Atop the considerably sized left shoulder of 49ers safety Donte Whitner was a noticeable amount of blood, just pooled up and sitting there.
There didn’t appear to be an open cut. The blood wasn’t flowing. It was just present. This wasn’t an injury, per se. It was a wound, like, after 60 merciless minutes of a 19-17 victory over the archrival Seattle Seahawks, his body was just too worn out to keep all essential fluids inside of it.
Whitner stood in front of his locker, stretched his neck to take a look at it and just shrugged.
“I don’t know,” he said. “It looks like something. I have a couple on my legs too … I’m busted up. I feel like I played linebacker.”
There are no easy games in the NFL. There are no postgame locker rooms without bruised and beaten men. That’s the sport. That’s the business.
Yet Sunday the NFL’s most intense rivalry arrived here and with it came another level of physicality, intensity and, indeed, brutality. Adding to the nastiness was cold, raw and unrelenting weather.
Neither team is particularly fond of the other, so each yard was contested through the whistle. From there it often continued with a barrage of verbiage not fit for families or, perhaps, even NFL referees, who threw flags for what they heard.
“Tough game,” Niners running back Frank Gore said. “Tough game.”
“Real physical,” Seahawks tight end Zach Miller agreed.
“This was an emotional game,” San Francisco tight end Vernon Davis said.
It was also a near-essential game for the 49ers and not just to get them to 9-4 and maintain an inside track in the NFC wild-card chase. This was about the renewed confidence of beating an excellent club – which the Niners’ résumé sort-of lacked. It was about peeling back the veneer of invincibility the now 11-2 Seahawks were carrying. It was about reminding Seattle that even if the divisional crown is all but assured to go north, the Niners are still throwing punches.
–Dan Wetzel, Yahoo Sports
Marcel Reece made his first start of the season at running back Sunday against the Jets. And he made the most of it.
Reece, forced to switch from fullback because of injuries to Rashad Jennings and Darren McFadden, carried 19 times for 123 yards. He also caught two passes for 38 yards.
And he provided the Raiders’ top offensive highlight by bursting through the line and outrunning the Jets’ defensive backs for a 63-yard touchdown to start the third quarter. It looked as though Reece might change the momentum of the game.
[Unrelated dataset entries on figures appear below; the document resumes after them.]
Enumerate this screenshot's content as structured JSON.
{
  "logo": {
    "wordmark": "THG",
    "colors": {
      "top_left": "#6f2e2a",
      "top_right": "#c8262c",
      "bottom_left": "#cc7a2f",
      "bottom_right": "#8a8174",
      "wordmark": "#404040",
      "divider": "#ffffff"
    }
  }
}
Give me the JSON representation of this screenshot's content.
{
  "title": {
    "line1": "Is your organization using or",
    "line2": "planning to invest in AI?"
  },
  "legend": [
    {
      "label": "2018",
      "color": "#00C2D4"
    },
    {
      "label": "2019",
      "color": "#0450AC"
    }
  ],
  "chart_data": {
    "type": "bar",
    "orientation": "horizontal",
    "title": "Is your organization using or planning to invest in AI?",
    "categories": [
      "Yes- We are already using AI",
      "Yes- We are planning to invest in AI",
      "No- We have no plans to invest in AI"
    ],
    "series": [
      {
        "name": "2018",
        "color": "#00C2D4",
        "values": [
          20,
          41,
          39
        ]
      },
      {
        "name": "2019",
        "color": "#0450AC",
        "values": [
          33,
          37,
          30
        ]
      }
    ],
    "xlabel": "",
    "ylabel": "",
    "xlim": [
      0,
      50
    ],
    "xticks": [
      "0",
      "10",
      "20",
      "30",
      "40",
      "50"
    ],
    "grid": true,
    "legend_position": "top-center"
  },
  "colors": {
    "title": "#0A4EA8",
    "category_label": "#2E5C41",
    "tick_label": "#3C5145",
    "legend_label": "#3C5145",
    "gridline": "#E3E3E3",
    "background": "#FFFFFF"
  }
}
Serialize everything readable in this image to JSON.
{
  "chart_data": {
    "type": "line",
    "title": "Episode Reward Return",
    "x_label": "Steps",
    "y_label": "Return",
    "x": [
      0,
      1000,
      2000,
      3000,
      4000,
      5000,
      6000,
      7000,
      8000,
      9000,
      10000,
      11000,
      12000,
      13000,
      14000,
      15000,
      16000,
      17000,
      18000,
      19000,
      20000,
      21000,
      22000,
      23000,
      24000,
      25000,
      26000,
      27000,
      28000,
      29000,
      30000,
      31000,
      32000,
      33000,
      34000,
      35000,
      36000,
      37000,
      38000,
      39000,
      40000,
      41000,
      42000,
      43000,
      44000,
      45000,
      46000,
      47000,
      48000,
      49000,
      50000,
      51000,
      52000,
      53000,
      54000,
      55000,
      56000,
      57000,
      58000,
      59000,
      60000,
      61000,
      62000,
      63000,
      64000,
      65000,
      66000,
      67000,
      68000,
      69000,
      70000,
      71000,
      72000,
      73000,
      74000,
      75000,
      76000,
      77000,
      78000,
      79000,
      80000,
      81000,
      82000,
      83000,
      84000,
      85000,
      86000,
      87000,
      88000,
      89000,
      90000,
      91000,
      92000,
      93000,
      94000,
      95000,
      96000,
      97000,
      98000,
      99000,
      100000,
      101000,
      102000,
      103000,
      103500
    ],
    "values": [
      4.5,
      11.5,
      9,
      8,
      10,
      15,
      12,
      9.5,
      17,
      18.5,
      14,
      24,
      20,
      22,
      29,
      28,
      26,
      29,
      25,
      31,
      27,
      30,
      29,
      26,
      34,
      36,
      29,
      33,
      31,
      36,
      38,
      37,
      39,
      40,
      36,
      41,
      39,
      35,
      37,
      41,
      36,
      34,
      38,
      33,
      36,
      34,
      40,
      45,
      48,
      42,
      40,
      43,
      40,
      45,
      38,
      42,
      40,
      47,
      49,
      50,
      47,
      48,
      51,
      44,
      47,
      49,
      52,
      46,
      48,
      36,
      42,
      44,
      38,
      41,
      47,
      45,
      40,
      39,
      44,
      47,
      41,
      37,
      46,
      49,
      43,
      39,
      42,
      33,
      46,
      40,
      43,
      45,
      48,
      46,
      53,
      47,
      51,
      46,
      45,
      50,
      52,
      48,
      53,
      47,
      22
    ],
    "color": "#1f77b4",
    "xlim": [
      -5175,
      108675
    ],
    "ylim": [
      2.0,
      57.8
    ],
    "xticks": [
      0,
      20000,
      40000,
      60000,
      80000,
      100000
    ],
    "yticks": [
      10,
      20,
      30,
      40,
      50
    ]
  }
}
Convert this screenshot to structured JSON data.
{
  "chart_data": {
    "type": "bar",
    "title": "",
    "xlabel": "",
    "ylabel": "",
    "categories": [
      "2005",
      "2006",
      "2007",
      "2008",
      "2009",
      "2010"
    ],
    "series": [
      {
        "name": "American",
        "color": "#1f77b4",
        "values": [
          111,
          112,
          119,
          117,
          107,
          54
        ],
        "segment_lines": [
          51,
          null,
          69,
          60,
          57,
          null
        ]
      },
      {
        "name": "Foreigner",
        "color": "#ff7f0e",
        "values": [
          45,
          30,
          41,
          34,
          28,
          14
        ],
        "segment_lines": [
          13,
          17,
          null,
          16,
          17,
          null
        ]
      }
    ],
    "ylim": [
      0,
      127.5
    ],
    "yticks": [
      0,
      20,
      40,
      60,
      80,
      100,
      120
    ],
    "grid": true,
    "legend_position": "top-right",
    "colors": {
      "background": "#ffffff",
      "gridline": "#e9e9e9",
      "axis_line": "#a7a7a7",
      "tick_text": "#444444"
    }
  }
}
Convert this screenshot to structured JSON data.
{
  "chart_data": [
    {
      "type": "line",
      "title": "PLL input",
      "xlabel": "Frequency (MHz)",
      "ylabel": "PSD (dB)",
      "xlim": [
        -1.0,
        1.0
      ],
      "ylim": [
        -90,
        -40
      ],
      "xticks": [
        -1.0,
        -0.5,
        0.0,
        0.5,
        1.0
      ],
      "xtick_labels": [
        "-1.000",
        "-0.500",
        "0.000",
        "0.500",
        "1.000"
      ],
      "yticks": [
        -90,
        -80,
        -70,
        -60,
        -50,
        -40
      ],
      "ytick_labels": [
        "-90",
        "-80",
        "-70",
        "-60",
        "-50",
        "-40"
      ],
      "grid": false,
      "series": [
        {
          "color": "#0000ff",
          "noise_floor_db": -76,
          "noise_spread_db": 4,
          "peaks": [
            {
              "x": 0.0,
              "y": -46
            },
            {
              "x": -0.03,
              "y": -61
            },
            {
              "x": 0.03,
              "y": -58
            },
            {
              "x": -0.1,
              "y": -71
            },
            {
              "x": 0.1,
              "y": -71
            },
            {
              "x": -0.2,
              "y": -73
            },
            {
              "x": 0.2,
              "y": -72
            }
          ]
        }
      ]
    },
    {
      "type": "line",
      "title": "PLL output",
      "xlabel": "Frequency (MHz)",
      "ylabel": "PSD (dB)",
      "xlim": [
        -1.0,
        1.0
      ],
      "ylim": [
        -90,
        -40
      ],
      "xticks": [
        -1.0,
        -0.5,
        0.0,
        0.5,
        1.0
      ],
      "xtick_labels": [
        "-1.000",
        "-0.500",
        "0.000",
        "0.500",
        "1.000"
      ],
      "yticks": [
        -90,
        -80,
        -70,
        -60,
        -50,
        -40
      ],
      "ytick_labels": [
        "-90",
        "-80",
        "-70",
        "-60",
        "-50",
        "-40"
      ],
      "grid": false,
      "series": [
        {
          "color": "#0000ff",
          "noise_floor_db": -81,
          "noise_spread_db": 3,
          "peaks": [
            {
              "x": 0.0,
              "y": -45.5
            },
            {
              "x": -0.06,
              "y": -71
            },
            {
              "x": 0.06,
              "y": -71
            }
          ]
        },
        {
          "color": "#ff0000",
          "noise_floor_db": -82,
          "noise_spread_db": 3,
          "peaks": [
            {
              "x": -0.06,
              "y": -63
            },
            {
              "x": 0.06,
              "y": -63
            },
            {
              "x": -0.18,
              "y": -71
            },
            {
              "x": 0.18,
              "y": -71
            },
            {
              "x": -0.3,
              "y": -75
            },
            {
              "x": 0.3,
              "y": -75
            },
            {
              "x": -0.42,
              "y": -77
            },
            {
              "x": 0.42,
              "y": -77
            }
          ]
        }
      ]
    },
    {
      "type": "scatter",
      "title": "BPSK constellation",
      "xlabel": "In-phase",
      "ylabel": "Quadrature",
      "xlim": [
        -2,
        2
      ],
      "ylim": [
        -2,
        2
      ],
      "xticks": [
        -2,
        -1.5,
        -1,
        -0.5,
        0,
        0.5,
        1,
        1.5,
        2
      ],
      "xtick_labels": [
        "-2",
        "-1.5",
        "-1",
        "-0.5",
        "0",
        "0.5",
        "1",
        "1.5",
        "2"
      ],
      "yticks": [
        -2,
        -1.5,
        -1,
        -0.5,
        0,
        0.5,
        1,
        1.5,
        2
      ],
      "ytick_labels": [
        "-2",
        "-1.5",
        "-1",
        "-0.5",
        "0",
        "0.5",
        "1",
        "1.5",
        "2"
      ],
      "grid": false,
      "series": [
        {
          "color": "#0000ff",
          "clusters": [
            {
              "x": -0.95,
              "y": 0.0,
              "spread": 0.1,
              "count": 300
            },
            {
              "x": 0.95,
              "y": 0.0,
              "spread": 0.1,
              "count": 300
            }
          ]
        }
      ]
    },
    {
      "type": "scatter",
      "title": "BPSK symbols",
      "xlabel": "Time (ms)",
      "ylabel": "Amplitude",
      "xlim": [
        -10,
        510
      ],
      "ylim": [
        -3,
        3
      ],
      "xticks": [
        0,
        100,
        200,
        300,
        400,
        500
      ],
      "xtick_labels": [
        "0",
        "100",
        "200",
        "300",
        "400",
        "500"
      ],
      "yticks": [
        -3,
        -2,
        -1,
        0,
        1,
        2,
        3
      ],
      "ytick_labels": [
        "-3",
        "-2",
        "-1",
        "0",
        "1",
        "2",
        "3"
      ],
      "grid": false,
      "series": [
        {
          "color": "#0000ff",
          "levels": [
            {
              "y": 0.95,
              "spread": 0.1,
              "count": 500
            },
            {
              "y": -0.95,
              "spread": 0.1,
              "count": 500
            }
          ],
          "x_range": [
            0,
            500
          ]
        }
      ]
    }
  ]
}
But he didn’t.
“None of those stats matter if we lose,” Reece said. “It’s irrelevant.”
Indeed, Reece’s touchdown run quickly became irrelevant when his team’s defense allowed the Jets to march down the field and score another touchdown, putting New York back up by 17 points.
–Ann Killion, San Francisco Chronicle
Jim Harbaugh, the 49ers coach, compared Sunday’s game to experiencing a three-hour root canal. If so, then Frank Gore was the dentist’s drill.
And fortunately, he saved his most spectacular drilling for the most crucial moment.
It was your classic Seahawks emergency situation. The 49ers trailed by a point to their biggest rivals. The clock was winding down in the fourth quarter. The goal line was 69 yards away. The withering hand-to-hand combat at the line of scrimmage was yielding little open space.
Who you gonna call?
“Frank,” said 49ers lineman Adam Snyder. “He runs to daylight. All you’ve got to do is give him a little opening. An inch. And he’s going to take it.”
It is not enough to say that Frank Gore is the 49ers’ Mr. Necessary or Mr. Reliable. Gore is something beyond all that in the team’s offense, no matter how much the coaching staff has tried to soup up things with quarterback Colin Kaepernick and his merry band of receivers. At crunch time, with the 49ers offensive line giving him breathing room, Gore is the man who gives the team winning oxygen.
Sunday, that happened on a first-down play at the 49ers’ 31-yard line. Gore was handed the ball on a standard pulling-guard play designed to go left — but instead saw a bunch of daylight to his right after crossing the line of scrimmage. So he cut that way. Gore didn’t stop running for 51 more yards.
Minutes later, Phil Dawson kicked the winning field goal in a 19-17 victory that the 49ers needed — if nothing else, just to keep their single-game edge over Arizona for the last playoff spot as well as in the NFC West, the Division of Death.